Subject: Re: splx() optimization [was Re: SMP re-eetrancy in "bottom half" drivers]
To: YAMAMOTO Takashi <yamt@mwd.biglobe.ne.jp>
From: Jonathan Stone <jonathan@dsg.stanford.edu>
List: tech-kern
Date: 06/06/2005 11:45:37
In message <1118040352.710193.1385.nullmailer@yamt.dyndns.org>,
YAMAMOTO Takashi writes:
>> Or, to put that another way: given where NetBSD is today, how would
>> you propose to get from the current state, to a kernel with
>> fine-grained SMP synchronization?
>
>tackle the highest IPL first.

Oh. I see. I had not grasped that part before.

That's certainly an internally-consistent strategy, but not at all
where my interest and focus lies (i.e., networking code). And it
quantizes improvements at the granuarity of *all* code at a given IPL.
Whereas the lock-per-IPL lets us proceed as in your patch from 2003.
The hierarchy of IPL-bound locks lets us do that without flattening
all device interrupts/IPLs to a single level (which is the part I
think you described to Stefan as the "hack" part of that patch. ).

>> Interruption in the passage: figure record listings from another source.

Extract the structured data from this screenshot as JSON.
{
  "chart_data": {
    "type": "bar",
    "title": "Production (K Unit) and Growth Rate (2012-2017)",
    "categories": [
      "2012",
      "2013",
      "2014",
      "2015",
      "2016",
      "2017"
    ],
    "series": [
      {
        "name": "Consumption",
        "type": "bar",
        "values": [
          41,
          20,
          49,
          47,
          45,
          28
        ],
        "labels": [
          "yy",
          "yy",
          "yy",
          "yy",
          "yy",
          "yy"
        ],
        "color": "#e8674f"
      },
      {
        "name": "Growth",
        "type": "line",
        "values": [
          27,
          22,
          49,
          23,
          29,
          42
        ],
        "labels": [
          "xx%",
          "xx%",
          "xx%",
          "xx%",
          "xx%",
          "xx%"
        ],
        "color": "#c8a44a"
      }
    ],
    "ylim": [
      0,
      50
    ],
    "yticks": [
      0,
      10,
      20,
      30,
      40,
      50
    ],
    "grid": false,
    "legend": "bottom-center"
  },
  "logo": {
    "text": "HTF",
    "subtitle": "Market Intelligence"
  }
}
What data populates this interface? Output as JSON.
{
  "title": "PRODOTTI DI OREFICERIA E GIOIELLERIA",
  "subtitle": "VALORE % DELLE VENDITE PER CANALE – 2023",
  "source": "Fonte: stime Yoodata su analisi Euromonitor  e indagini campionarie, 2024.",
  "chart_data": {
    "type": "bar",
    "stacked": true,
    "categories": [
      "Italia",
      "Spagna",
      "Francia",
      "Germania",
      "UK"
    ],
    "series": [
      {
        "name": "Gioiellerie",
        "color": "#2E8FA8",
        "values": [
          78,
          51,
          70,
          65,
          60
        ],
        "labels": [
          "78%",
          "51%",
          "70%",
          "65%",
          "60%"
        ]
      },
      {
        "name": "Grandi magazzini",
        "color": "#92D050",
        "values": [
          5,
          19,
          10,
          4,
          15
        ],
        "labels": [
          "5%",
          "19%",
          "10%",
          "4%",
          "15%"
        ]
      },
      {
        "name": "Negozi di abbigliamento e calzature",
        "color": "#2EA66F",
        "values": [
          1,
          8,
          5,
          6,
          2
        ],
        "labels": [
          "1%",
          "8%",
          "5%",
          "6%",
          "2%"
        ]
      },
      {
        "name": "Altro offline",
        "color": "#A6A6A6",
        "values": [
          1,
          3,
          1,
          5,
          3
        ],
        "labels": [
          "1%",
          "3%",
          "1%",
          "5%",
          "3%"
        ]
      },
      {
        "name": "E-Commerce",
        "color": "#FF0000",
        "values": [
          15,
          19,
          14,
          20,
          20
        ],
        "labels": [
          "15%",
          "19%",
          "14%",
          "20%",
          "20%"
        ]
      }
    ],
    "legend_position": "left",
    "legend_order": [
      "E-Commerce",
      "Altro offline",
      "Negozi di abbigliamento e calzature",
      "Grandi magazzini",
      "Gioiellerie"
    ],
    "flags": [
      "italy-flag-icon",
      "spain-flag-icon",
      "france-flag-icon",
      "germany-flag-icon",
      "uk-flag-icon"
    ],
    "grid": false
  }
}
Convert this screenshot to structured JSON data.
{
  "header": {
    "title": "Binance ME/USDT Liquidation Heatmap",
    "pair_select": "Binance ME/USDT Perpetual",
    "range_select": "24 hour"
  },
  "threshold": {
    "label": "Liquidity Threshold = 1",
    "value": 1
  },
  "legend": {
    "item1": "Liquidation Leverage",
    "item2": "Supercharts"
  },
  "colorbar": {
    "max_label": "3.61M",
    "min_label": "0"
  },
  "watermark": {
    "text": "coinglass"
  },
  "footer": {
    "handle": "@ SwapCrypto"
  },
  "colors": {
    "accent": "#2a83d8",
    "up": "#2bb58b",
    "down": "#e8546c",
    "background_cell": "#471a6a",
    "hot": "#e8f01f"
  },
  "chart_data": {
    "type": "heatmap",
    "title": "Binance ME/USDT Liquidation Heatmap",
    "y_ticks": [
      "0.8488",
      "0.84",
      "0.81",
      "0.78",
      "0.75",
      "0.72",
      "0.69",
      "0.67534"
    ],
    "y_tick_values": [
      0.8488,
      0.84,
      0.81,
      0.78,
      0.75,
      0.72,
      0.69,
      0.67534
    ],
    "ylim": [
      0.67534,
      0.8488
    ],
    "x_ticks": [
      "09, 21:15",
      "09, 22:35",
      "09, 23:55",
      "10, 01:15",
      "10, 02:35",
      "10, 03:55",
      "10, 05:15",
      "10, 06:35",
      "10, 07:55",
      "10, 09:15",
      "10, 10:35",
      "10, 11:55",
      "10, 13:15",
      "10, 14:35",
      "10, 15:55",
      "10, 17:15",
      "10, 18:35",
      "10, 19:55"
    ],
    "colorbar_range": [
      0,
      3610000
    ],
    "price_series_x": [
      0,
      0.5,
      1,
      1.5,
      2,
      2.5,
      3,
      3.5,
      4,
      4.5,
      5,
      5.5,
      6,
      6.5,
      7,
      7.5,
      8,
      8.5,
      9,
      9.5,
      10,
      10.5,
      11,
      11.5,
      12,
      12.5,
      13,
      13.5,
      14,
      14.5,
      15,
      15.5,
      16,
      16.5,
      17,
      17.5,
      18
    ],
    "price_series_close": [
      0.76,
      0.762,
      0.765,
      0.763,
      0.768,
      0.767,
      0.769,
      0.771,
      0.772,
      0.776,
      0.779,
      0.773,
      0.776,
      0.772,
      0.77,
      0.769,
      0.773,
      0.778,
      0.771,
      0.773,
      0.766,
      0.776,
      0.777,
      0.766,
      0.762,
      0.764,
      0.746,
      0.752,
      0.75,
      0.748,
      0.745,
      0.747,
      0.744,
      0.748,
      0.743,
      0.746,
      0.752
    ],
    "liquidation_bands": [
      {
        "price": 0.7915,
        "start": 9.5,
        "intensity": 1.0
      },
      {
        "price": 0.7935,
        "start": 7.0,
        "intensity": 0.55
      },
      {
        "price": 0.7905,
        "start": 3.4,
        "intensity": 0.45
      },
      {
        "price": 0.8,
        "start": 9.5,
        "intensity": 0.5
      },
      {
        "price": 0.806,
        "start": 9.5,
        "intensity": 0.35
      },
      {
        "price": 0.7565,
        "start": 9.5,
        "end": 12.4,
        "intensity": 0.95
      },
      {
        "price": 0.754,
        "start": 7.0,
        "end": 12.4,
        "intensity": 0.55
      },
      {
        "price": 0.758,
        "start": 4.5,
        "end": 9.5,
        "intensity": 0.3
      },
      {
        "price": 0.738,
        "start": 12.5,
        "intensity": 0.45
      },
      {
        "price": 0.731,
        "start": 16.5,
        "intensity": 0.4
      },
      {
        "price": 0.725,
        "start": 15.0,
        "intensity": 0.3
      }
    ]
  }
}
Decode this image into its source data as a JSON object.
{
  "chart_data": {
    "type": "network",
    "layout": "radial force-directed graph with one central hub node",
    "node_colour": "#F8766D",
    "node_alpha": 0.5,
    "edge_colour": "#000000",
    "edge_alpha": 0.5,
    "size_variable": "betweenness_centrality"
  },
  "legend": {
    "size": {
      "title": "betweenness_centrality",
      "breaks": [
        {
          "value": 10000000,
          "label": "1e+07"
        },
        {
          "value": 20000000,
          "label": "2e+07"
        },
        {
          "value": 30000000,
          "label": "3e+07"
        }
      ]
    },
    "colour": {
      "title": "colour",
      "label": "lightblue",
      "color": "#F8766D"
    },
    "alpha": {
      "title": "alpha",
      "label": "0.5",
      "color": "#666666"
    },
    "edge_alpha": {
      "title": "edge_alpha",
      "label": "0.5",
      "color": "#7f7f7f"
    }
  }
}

I'm also skeptical that we have developer resources to add explicit
SMP locking across such large volumes of code as the "unit of least
effort" or "least commit" whilst still maintaining the quality for
which NetBSD is known.

So how about a compromise:

Those who wish can work from highest IPL downward, in change quanta of
"all code at a given IPL"; while those who wish to follow the
lock-per-IPL can do that in whatever order makes sense.  (Assuming the
bitmask-style issues and idemppotent-spl-raising Bill noted are fixed,
or fixable).

Naturally, anytime the highest-IPL-down effort SMP-safes each and
every use of any given IPL, then the implicit spinlock at that IPL
then disappears.  That way, you're no worse off than we are now
(unless, maybe, the locking overhead of the per-IPL locks makes the
kernel slower than what we have now, in which case we have a real
problem with lock cost.)

How does that grab you?  I think that gives us the best of both
worlds: individual drivers can be made SMP-safe without (too much)
consideration of other drivers at the same IPL or of other subsystems.

Yamamoto-san, I envisage little or *no* changes to individual drivers
in going from the approach I outline, to the one you suggest.
If that's really so, where's the downside?